The competitive set is institutional capital with permanent hold periods, not merchant builders looking for a quick flip. That matters for private sellers in Ontario secondary markets: the bid pool includes fund vehicles with mandated deployment and operating platforms that can close portfolios, not just single assets.

FMS targets unitholder distributions through stable cash flow and long-term appreciation. The June closing delivers both immediately: five income-producing facilities with existing tenant bases, not ground-up lease-up risk.


What Should U.S. Operators Take From This Deal?

Secondary markets still trade. While Sun Belt oversupply dominates U.S. conference panels, Canadian buyers are assembling multi-property portfolios in communities where supply per capita remains constrained and local operators lack institutional pricing infrastructure.

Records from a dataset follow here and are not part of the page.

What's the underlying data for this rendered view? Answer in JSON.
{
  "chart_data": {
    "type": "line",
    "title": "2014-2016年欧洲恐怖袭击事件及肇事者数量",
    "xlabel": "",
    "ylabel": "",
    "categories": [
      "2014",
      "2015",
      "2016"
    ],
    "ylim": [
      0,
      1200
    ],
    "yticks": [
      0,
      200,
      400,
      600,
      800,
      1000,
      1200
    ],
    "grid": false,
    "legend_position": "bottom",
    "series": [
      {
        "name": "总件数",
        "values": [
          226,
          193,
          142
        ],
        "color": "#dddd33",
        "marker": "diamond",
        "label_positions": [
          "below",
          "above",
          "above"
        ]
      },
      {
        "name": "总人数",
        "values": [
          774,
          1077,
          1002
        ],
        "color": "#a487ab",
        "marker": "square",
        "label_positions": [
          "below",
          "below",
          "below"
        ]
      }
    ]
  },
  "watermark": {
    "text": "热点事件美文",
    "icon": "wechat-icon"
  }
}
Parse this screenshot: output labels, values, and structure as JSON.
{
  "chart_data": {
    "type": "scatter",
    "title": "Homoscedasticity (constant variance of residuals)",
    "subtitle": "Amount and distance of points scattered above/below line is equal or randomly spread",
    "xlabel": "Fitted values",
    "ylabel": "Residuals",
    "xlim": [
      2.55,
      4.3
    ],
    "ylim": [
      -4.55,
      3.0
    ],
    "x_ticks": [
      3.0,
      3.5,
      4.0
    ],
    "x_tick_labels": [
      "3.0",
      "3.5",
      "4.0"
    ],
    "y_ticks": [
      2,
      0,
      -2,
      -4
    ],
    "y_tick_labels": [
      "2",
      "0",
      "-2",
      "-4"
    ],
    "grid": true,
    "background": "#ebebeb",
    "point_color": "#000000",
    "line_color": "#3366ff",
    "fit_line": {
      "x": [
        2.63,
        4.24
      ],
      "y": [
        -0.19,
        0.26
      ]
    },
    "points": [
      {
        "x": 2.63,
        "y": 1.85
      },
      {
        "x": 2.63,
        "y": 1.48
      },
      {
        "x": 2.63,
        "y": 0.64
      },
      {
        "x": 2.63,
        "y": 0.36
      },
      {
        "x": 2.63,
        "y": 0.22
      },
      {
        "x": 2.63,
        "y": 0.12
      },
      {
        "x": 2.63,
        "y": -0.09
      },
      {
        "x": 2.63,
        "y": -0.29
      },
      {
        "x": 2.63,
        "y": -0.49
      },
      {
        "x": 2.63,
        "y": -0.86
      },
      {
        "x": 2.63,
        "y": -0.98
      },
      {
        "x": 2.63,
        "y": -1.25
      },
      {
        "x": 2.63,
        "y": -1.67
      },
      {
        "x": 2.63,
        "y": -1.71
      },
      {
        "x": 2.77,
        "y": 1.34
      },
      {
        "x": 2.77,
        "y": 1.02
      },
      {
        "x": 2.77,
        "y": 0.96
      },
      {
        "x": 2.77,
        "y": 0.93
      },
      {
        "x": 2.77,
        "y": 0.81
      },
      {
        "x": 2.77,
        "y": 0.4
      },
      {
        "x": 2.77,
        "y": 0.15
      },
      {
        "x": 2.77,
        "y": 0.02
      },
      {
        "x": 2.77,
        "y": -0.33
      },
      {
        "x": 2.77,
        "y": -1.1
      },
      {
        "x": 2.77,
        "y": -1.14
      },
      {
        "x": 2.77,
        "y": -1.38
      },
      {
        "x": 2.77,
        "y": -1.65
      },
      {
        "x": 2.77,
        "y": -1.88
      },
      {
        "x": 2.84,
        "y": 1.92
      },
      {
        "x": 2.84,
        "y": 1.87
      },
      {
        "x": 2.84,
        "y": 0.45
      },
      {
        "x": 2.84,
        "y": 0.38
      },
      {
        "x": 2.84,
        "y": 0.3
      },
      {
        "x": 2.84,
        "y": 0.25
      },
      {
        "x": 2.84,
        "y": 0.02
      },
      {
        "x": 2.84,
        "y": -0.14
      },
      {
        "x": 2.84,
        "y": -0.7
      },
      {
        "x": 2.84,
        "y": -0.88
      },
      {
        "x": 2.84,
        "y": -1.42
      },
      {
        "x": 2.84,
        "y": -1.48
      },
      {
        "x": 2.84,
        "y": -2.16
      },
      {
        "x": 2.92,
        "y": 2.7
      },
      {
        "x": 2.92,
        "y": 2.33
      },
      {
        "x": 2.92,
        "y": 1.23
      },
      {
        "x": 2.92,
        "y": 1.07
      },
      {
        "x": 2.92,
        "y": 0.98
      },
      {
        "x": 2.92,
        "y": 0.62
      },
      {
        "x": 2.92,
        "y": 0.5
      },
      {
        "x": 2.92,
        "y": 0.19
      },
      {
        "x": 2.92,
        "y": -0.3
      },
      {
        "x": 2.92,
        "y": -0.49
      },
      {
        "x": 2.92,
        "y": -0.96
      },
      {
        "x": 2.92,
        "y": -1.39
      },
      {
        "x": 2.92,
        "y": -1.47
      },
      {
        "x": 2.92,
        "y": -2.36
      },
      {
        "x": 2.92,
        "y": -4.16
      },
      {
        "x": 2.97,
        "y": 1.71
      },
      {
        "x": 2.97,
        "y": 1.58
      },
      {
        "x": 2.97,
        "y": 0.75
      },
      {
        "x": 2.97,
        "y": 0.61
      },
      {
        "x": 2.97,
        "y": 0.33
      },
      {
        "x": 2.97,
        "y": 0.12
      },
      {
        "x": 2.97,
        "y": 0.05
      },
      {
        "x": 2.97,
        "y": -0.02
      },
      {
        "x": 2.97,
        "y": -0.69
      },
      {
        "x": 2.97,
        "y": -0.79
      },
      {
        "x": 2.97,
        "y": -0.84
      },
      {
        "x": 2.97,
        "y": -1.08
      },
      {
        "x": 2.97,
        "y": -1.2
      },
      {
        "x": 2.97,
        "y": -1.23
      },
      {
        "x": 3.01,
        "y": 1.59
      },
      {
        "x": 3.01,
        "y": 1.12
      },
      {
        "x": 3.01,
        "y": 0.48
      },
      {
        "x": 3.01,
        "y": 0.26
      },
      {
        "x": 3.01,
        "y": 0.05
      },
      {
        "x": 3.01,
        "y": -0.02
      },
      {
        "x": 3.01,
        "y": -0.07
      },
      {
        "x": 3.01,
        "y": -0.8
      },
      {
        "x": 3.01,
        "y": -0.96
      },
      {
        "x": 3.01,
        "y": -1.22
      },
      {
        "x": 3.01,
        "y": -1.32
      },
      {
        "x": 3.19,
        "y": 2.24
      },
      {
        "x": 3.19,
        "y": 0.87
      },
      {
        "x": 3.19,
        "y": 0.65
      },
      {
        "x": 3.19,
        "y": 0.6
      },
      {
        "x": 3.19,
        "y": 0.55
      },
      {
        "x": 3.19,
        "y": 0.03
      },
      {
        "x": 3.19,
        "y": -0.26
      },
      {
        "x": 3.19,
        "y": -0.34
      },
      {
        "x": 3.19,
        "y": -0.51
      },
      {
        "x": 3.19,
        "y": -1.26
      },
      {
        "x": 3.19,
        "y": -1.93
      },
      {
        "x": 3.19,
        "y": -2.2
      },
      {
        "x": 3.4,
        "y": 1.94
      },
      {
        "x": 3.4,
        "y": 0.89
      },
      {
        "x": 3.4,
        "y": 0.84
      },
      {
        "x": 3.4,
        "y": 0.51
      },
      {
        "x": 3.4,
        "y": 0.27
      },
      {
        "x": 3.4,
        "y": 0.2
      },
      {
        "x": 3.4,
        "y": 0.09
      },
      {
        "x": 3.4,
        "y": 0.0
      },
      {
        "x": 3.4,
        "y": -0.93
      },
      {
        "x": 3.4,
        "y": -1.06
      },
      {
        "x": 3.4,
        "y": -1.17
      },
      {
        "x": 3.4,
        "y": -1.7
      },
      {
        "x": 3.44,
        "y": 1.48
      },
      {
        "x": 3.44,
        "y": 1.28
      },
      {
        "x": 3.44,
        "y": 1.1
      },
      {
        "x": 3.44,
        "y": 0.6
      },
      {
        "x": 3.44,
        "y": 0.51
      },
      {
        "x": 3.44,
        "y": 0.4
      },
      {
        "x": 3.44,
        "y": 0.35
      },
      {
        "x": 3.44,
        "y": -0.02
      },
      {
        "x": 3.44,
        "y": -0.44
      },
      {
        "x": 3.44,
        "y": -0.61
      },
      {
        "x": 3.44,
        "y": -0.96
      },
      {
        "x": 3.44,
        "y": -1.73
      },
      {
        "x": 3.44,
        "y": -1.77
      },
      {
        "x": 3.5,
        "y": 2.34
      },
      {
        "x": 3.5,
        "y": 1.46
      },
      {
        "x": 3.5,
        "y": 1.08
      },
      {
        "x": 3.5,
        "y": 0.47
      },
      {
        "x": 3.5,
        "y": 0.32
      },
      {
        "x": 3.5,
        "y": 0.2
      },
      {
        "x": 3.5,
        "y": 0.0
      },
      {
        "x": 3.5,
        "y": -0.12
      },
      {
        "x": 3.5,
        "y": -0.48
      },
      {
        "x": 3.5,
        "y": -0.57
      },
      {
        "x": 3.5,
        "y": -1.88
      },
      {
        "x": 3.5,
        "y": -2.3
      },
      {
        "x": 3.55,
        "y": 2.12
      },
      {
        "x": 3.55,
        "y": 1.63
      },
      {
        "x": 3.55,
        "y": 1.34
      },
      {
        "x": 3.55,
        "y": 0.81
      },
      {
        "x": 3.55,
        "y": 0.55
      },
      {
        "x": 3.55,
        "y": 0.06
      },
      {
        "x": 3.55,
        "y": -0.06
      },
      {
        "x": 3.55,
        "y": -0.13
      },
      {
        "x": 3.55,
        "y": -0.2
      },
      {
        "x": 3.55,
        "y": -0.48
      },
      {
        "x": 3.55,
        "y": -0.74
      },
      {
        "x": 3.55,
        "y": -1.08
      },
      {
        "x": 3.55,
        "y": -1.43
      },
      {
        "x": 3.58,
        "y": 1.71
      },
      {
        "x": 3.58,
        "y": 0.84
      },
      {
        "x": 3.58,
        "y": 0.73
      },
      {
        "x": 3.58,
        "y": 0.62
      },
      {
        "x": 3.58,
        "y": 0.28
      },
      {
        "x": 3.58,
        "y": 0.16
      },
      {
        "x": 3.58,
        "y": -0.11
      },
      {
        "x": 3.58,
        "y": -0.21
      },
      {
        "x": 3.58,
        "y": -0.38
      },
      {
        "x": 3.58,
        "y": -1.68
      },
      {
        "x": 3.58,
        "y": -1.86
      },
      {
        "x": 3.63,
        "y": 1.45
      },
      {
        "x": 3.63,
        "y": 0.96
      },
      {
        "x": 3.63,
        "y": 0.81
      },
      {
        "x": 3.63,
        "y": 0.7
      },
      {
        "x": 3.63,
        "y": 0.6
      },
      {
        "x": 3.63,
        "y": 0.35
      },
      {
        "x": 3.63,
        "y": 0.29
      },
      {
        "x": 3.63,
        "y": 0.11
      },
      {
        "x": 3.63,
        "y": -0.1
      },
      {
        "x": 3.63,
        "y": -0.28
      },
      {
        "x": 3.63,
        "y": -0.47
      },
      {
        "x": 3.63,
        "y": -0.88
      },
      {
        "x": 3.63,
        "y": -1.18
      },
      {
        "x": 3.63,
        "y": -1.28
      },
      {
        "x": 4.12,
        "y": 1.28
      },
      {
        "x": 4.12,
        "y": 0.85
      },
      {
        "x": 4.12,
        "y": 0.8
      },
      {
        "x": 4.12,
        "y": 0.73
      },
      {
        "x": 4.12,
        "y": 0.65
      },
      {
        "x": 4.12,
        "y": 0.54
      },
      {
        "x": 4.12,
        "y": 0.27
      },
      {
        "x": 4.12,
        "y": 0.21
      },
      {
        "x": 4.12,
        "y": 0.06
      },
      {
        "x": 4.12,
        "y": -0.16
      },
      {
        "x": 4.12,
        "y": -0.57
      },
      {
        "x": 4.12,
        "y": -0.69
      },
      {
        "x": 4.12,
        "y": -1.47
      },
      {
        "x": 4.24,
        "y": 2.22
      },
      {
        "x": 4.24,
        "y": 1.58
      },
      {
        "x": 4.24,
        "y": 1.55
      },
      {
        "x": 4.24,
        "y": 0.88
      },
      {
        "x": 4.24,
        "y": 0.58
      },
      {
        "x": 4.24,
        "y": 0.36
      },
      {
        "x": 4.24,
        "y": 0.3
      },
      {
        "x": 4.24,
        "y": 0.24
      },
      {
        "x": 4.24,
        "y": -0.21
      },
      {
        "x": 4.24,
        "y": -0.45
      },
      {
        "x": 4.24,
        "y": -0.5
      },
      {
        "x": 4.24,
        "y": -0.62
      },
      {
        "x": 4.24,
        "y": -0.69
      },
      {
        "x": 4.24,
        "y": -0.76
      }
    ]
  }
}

Portfolio sales beat one-off dispositions when the buyer has an operating platform ready on closing day. FMS did not buy five unrelated assets to figure out management later. Forum Make Space integration was part of the investment thesis from the April announcement.

Cross-border capital is not slowing. QuadReal on the institutional end and FMS on the fund-trust end are both writing checks in 2026. U.S. operators evaluating exit timing should note that the buyer universe extends beyond domestic REITs and regional private equity.


The Numbers Worth Writing Down

  • Closing date: June 8, 2026
  • Properties: 5 facilities across Grimsby, Niagara Falls, Keswick, and Port Perry, Ontario
  • Scale: ~200,000 net rentable square feet; 1,500+ units
  • Product mix: Drive-up, indoor climate-controlled, outdoor parking at select sites
  • Operator: Forum Make Space (manager of FMS Capital Trust)
  • Prior FMS activity: $42M initial three-property acquisition; $54.2M gross capital raise
  • Fund structure: Closed-ended mutual fund trust focused on Canadian secondary markets

Platform Buyers Are Writing the June 2026 Deal Tape

The $10.5 billion Public Storage-NSA transaction defines the sector's consolidation narrative, but it does not define where most capital is actually deploying in June 2026. FMS Capital Trust's Ontario closing is a five-property, 200,000-square-foot proof point that fund vehicles with operating platforms are still accumulating cash-flowing assets in supply-constrained secondary markets.

If you are selling in 2026, the comp set includes Forum Make Space and QuadReal, not just Extra Space and Public Storage. If you are buying, the lesson is simpler: scale through portfolio assembly in markets where institutional supply has not caught up to household demand.